Back in the early days of VHS, movie rentals were a high-growth, burgeoning industry that caught on and grew in popularity. The video rental concept was one that more and more people took to as the simple VCR came to be considered an indispensable part of a home theater setup―such as it was back in the 1980s. Fast forward―no pun intended―to the late 1990s, and then into the early 2000s, and DVDs were the hot commodity for viewing crisper videos. Add Blu-ray in the early part of the decade, along with affordable home theater components and 'all in one' home theater packages, and the home movie viewing enthusiast had seemingly attained nirvana.
But even before Blu-ray became commonplace, the concept of having DVDs (and later Blu-Ray discs) mailed to one's home, to be returned in the same manner, further revolutionized the home movie watching experience. Netflix, of course, is the name that comes to mind when considering this new business model. Not to be left behind, however, a flailing Blockbuster followed suit, and linked their DVD by mail program to in-store accounts, thus allowing their customers to choose their method of obtaining new movies to view.
Now, the ongoing competition between Netflix and Blockbuster, as well as the advent of other services that allow users to view movies on a pay-per-view basis or to subscribe to an online streaming service for a monthly fee, is making consumer choice a reality. For those unfamiliar with the most popular programs―Netflix and Blockbuster―taking a look at the basics can help in taking the home movie watching experience to the next level.
Services from the two primary providers change from time to time, but the main thing to understand is that both DVDs and Blu-Ray discs can be rented from the services, and will be delivered via mail. The discs come in a simple mailing envelope that doubles as a return envelope. After watching the movie, users simply place the disc back in the envelope and send it, free of charge, back to the service provider. Users can keep discs for as long as they like, and will receive another disc in the mail once their returned disc has been received.
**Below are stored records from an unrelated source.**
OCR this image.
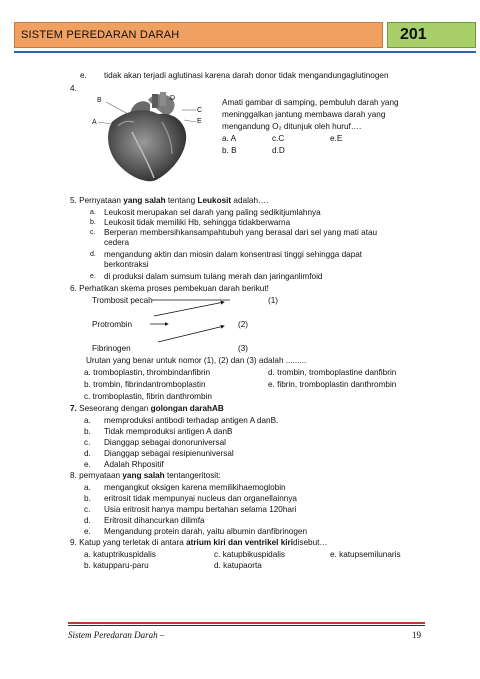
SISTEM PEREDARAN DARAH	201
e. tidak akan terjadi aglutinasi karena darah donor tidak mengandungaglutinogen
4.
B	D
A
C
E
Amati gambar di samping, pembuluh darah yang
meninggalkan jantung membawa darah yang
mengandung O₂ ditunjuk oleh huruf….
a. A	c.C	e.E
b. B	d.D
5. Pernyataan yang salah tentang Leukosit adalah….
a. Leukosit merupakan sel darah yang paling sedikitjumlahnya
b. Leukosit tidak memiliki Hb, sehingga tidakberwarna
c. Berperan membersihkansampahtubuh yang berasal dari sel yang mati atau
cedera
d. mengandung aktin dan miosin dalam konsentrasi tinggi sehingga dapat
berkontraksi
e. di produksi dalam sumsum tulang merah dan jaringanlimfoid
6. Perhatikan skema proses pembekuan darah berikut!
Trombosit pecah	(1)
Protrombin	(2)
Fibrinogen	(3)
Urutan yang benar untuk nomor (1), (2) dan (3) adalah .........
a. tromboplastin, thrombindanfibrin	d. trombin, tromboplastine danfibrin
b. trombin, fibrindantromboplastin	e. fibrin, tromboplastin danthrombin
c. tromboplastin, fibrin danthrombin
7. Seseorang dengan golongan darahAB
a. memproduksi antibodi terhadap antigen A danB.
b. Tidak memproduksi antigen A danB
c. Dianggap sebagai donoruniversal
d. Dianggap sebagai resipienuniversal
e. Adalah Rhpositif
8. pernyataan yang salah tentangeritosit:
a. mengangkut oksigen karena memilikihaemoglobin
b. eritrosit tidak mempunyai nucleus dan organellainnya
c. Usia eritrosit hanya mampu bertahan selama 120hari
d. Eritrosit dihancurkan dilimfa
e. Mengandung protein darah, yaitu albumin danfibrinogen
9. Katup yang terletak di antara atrium kiri dan ventrikel kiridisebut…
a. katuptrikuspidalis	c. katupbikuspidalis	e. katupsemilunaris
b. katupparu-paru	d. katupaorta
Sistem Peredaran Darah –	19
Users have the option to receive various numbers of movies at a time, ranging from 1 to 5 at last count, and with other, less expensive, plans that call for a limited number of mailings each month. Availability of movies is generally quite good, though the services do not overcome the problem of popular films being unavailable. Just as a trip to the video store may not result in renting the movie one would like to see, the online services have wait times for popular movies.
Perhaps, most exciting about the online rental services is the availability of streaming videos. Streaming is readily available from Netflix, and there are various inexpensive equipment options for viewing streaming videos on one's television. Watching them online via a computer requires nothing more than some free software. For owners of popular gaming systems or a network Blu-Ray player, streaming is generally available through those systems. For those without such equipment, small, inexpensive boxes can be purchased to convert the online streaming to a signal that is compatible with most televisions.
All in all, the online movie rental business is a good idea for the companies offering them, but an even better deal for consumers who wish to watch movies frequently. Whether a disc or a streaming video, the picture clarity is good, the sound is great, and the movie watching experience is one you're likely to enjoy immensely.